Она не могла ни найти себе оправдания, ни опровергнуть себя. Она сама себе была и самоотверженным защитником, и беспощадным критиком. Она отрицала все подряд, а потом отрицала свои отрицания. С каким-то бесчеловечным упорством она выбивала у себя из-под ног опору…

От всей этой сумятицы голова у нее шла кругом. Но она ничего не могла поделать с собой и только безвольно кружилась в круговороте обуревавших ее мыслей. Из-за этого сумбура в мыслях она часто не могла заснуть целую ночь. Иногда она вставала с кровати и шла босиком к портрету мамы и стояла перед ним; случалось, она обеими руками закрывала глаза. Спокойный взгляд матери порой становился ей невыносим. Ей чудилось, что в нем таится упрек.

— Мама, прости меня, я недостойна быть твоей дочерью…

В ее ушах громко звучали слова Чан Мина: «У тебя все мысли составлены из лозунгов, ты думаешь, что этих лозунгов хватит, чтобы прожить жизнь, а марксизм-ленинизм и идеи Мао Цзэдуна, в которые ты так веришь, ты ведь хорошенько-то и не знаешь… Если не учиться и не размышлять, а рассчитывать только на энтузиазм и смелость, тебе будет казаться, что чем громче лозунг, тем он революционнее…» В конце концов она сказала отцу:

— Дай мне ключ от книжного шкафа.

— Там нечего сжигать. Одни произведения классиков, — ответил отец.

— А я как раз и хочу прочитать эти книги!

Она перетащила книги в свою комнату, жадно читала их, думала. Идеи в этих книгах, словно гребенка, причесали ее сумбурные, спутавшиеся мысли. Конечно, она не могла все сразу уразуметь и понять. Но она нашла в этих книгах ясные и убедительные указания о том, как относиться и к себе, и к тому, что ее окружало.

Она отчетливо поняла: обезболивающее зелье, которым Хэ Цзяньго смазал ее ноющую рану, перестало действовать и рана снова разболелась. Теперь ей захотелось посмотреть, насколько эта рана глубока, насколько страшна и отвратительна…

За эти дни она несколько раз виделась с Чан Мином. Оба не говорили о том, что у них на душе, боясь, что их конфликт еще более углубится. А у нее не хватило мужества рассказать Чан Мину о том, что ее мучило. Если Чан Мин узнает о том случае, как он будет относиться к ней? После спора с ним она уже могла легко предвидеть, что он скажет. От этого ей становилось тоскливо и горько, словно она уже потеряла Чан Мина…

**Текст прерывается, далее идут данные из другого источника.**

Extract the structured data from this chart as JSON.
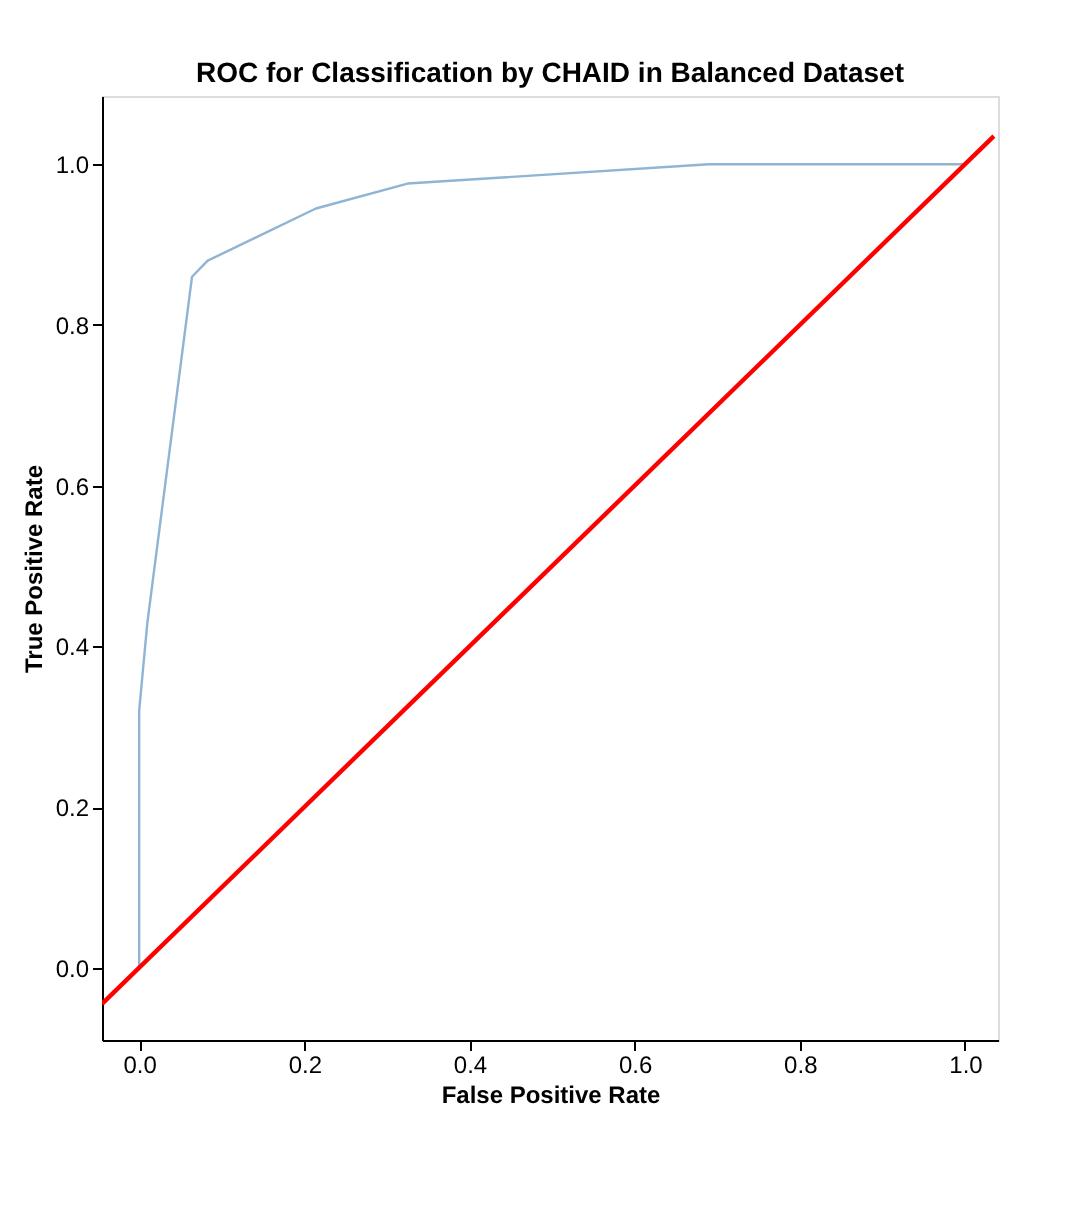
{
  "chart_data": {
    "type": "line",
    "title": "ROC for Classification by CHAID in Balanced Dataset",
    "xlabel": "False Positive Rate",
    "ylabel": "True Positive Rate",
    "xlim": [
      -0.045,
      1.04
    ],
    "ylim": [
      -0.09,
      1.085
    ],
    "xticks": [
      {
        "value": 0,
        "label": "0.0"
      },
      0.2,
      0.4,
      0.6,
      0.8,
      {
        "value": 1,
        "label": "1.0"
      }
    ],
    "yticks": [
      {
        "value": 0,
        "label": "0.0"
      },
      0.2,
      0.4,
      0.6,
      0.8,
      {
        "value": 1,
        "label": "1.0"
      }
    ],
    "grid": false,
    "marker": "none",
    "line_style": "solid",
    "series": [
      {
        "color": "#8fb4d4",
        "x": [
          0,
          0,
          0.01,
          0.064,
          0.083,
          0.214,
          0.325,
          0.69,
          1.0
        ],
        "values": [
          0,
          0.32,
          0.43,
          0.86,
          0.88,
          0.945,
          0.976,
          1.0,
          1.0
        ]
      },
      {
        "color": "#ff0000",
        "x": [
          -0.045,
          1.035
        ],
        "values": [
          -0.045,
          1.035
        ]
      }
    ]
  }
}
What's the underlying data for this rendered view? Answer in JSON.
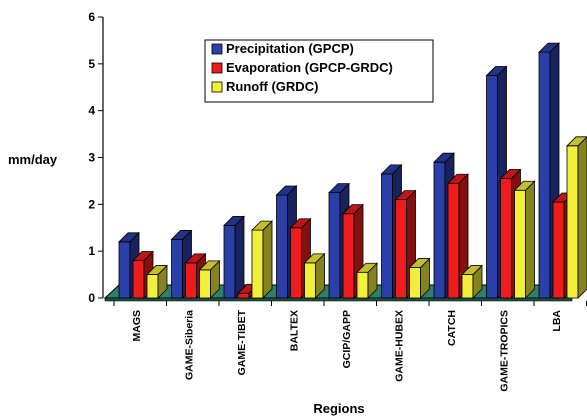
{
  "chart_data": {
    "type": "bar",
    "categories": [
      "MAGS",
      "GAME-Siberia",
      "GAME-TIBET",
      "BALTEX",
      "GCIP/GAPP",
      "GAME-HUBEX",
      "CATCH",
      "GAME-TROPICS",
      "LBA"
    ],
    "series": [
      {
        "name": "Precipitation (GPCP)",
        "color": "#2a3fa8",
        "values": [
          1.2,
          1.25,
          1.55,
          2.2,
          2.25,
          2.65,
          2.9,
          4.75,
          5.25
        ]
      },
      {
        "name": "Evaporation (GPCP-GRDC)",
        "color": "#ee1c1c",
        "values": [
          0.8,
          0.75,
          0.1,
          1.5,
          1.8,
          2.1,
          2.45,
          2.55,
          2.05
        ]
      },
      {
        "name": "Runoff (GRDC)",
        "color": "#f2ef3a",
        "values": [
          0.5,
          0.6,
          1.45,
          0.75,
          0.55,
          0.65,
          0.5,
          2.3,
          3.25
        ]
      }
    ],
    "ylim": [
      0,
      6
    ],
    "yticks": [
      0,
      1,
      2,
      3,
      4,
      5,
      6
    ],
    "ylabel": "mm/day",
    "xlabel": "Regions",
    "legend_position": "top-center",
    "style": "3d-clustered-bar",
    "floor_color": "#2e7f6c"
  }
}
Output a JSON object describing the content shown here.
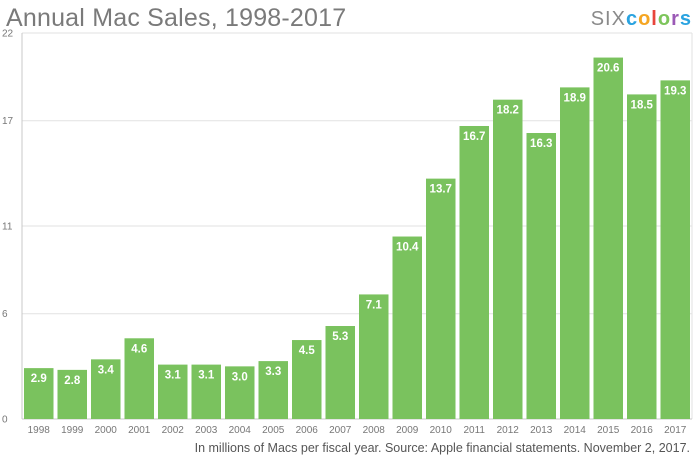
{
  "header": {
    "brand": {
      "six": "SIX",
      "colors": [
        "c",
        "o",
        "l",
        "o",
        "r",
        "s"
      ]
    }
  },
  "footer": {
    "caption": "In millions of Macs per fiscal year. Source: Apple financial statements. November 2, 2017."
  },
  "colors": {
    "bar": "#7ac25e",
    "grid": "#e2e2e2",
    "axis": "#c8c8c8"
  },
  "chart_data": {
    "type": "bar",
    "title": "Annual Mac Sales, 1998-2017",
    "xlabel": "",
    "ylabel": "",
    "ylim": [
      0,
      22
    ],
    "yticks": [
      0,
      6,
      11,
      17,
      22
    ],
    "grid": true,
    "categories": [
      "1998",
      "1999",
      "2000",
      "2001",
      "2002",
      "2003",
      "2004",
      "2005",
      "2006",
      "2007",
      "2008",
      "2009",
      "2010",
      "2011",
      "2012",
      "2013",
      "2014",
      "2015",
      "2016",
      "2017"
    ],
    "values": [
      2.9,
      2.8,
      3.4,
      4.6,
      3.1,
      3.1,
      3.0,
      3.3,
      4.5,
      5.3,
      7.1,
      10.4,
      13.7,
      16.7,
      18.2,
      16.3,
      18.9,
      20.6,
      18.5,
      19.3
    ],
    "value_labels": [
      "2.9",
      "2.8",
      "3.4",
      "4.6",
      "3.1",
      "3.1",
      "3.0",
      "3.3",
      "4.5",
      "5.3",
      "7.1",
      "10.4",
      "13.7",
      "16.7",
      "18.2",
      "16.3",
      "18.9",
      "20.6",
      "18.5",
      "19.3"
    ]
  }
}
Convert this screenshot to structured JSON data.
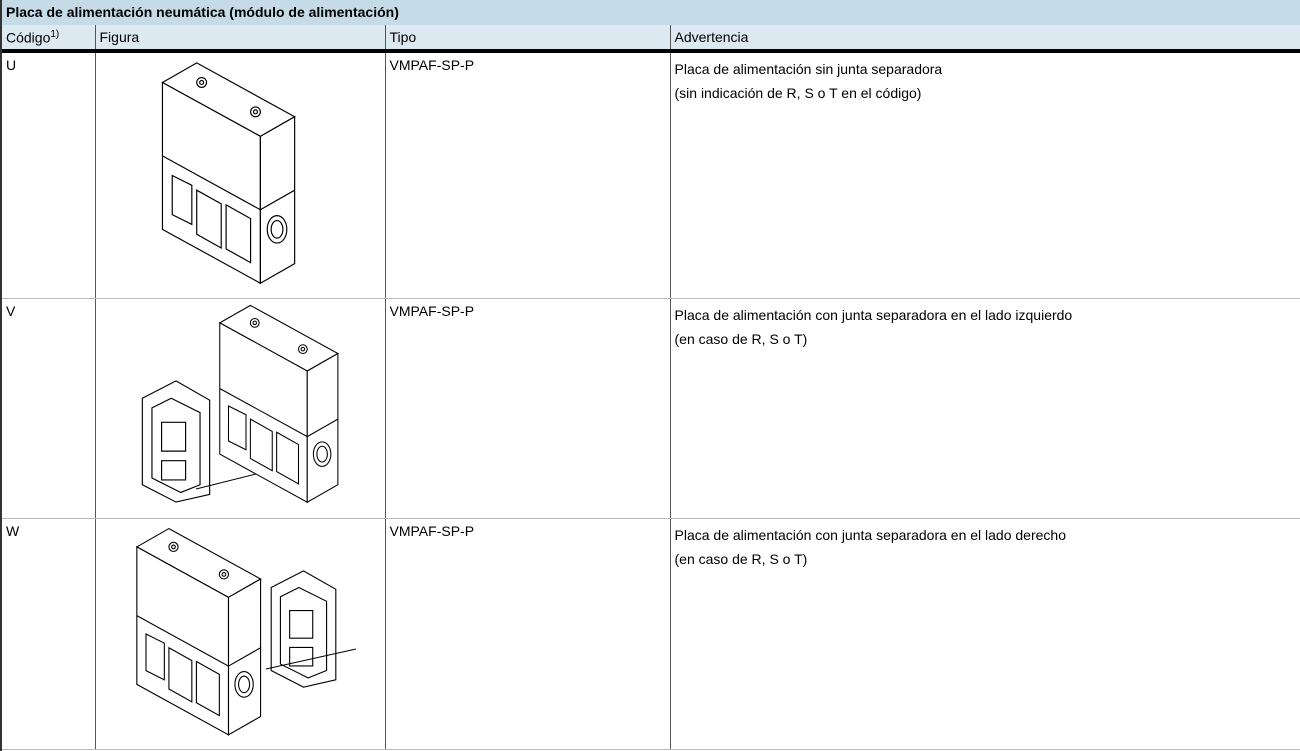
{
  "header": {
    "title": "Placa de alimentación neumática (módulo de alimentación)"
  },
  "table": {
    "headers": [
      "Código",
      "Figura",
      "Tipo",
      "Advertencia"
    ],
    "header_note": "1)",
    "rows": [
      {
        "code": "U",
        "type": "VMPAF-SP-P",
        "notes": [
          "Placa de alimentación sin junta separadora",
          "(sin indicación de R, S o T en el código)"
        ]
      },
      {
        "code": "V",
        "type": "VMPAF-SP-P",
        "notes": [
          "Placa de alimentación con junta separadora en el lado izquierdo",
          "(en caso de R, S o T)"
        ]
      },
      {
        "code": "W",
        "type": "VMPAF-SP-P",
        "notes": [
          "Placa de alimentación con junta separadora en el lado derecho",
          "(en caso de R, S o T)"
        ]
      }
    ]
  }
}
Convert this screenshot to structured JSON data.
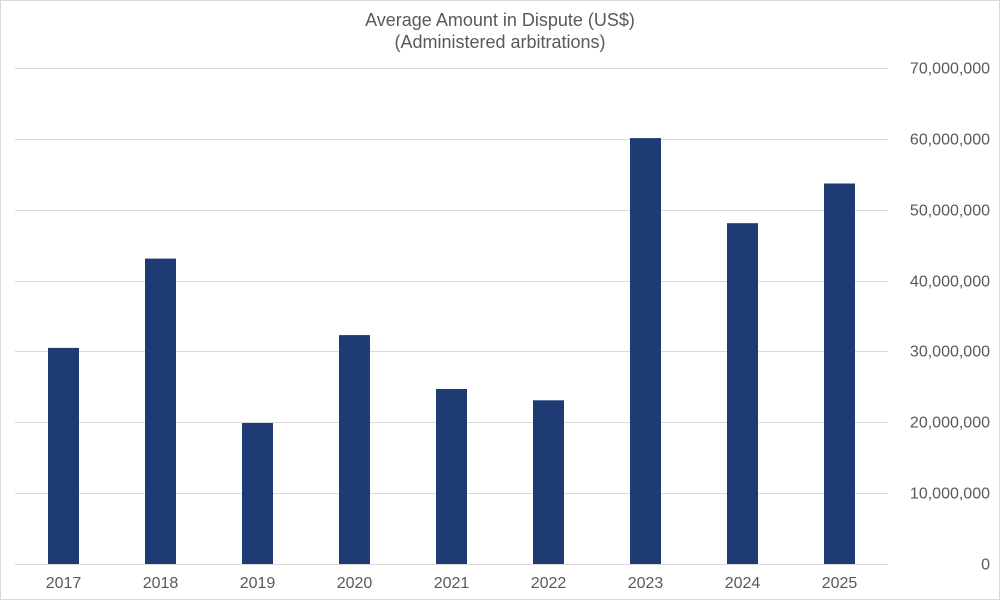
{
  "chart_data": {
    "type": "bar",
    "title": "Average Amount in Dispute (US$)",
    "subtitle": "(Administered arbitrations)",
    "xlabel": "",
    "ylabel": "",
    "categories": [
      "2017",
      "2018",
      "2019",
      "2020",
      "2021",
      "2022",
      "2023",
      "2024",
      "2025"
    ],
    "series": [
      {
        "name": "Average Amount in Dispute (US$)",
        "values": [
          30500000,
          43100000,
          19900000,
          32300000,
          24700000,
          23100000,
          60100000,
          48100000,
          53700000
        ]
      }
    ],
    "ylim": [
      0,
      70000000
    ],
    "y_ticks": [
      0,
      10000000,
      20000000,
      30000000,
      40000000,
      50000000,
      60000000,
      70000000
    ],
    "y_tick_labels": [
      "0",
      "10,000,000",
      "20,000,000",
      "30,000,000",
      "40,000,000",
      "50,000,000",
      "60,000,000",
      "70,000,000"
    ],
    "y_axis_side": "right",
    "grid": true,
    "legend": "none",
    "bar_color": "#1f3b73"
  }
}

У них не было необходимости видеться. Непонятно было, зачем они вообще встречались.

Но сегодня все переменилось. После того как Ду Инъин сказала ей, что та учительница, которую она считала убитой, жива, она словно вырвалась из плотно закрытого котла. Тяготившее ее чувство вины исчезло. Она почувствовала себя свободной, как птица, парящая в небесах.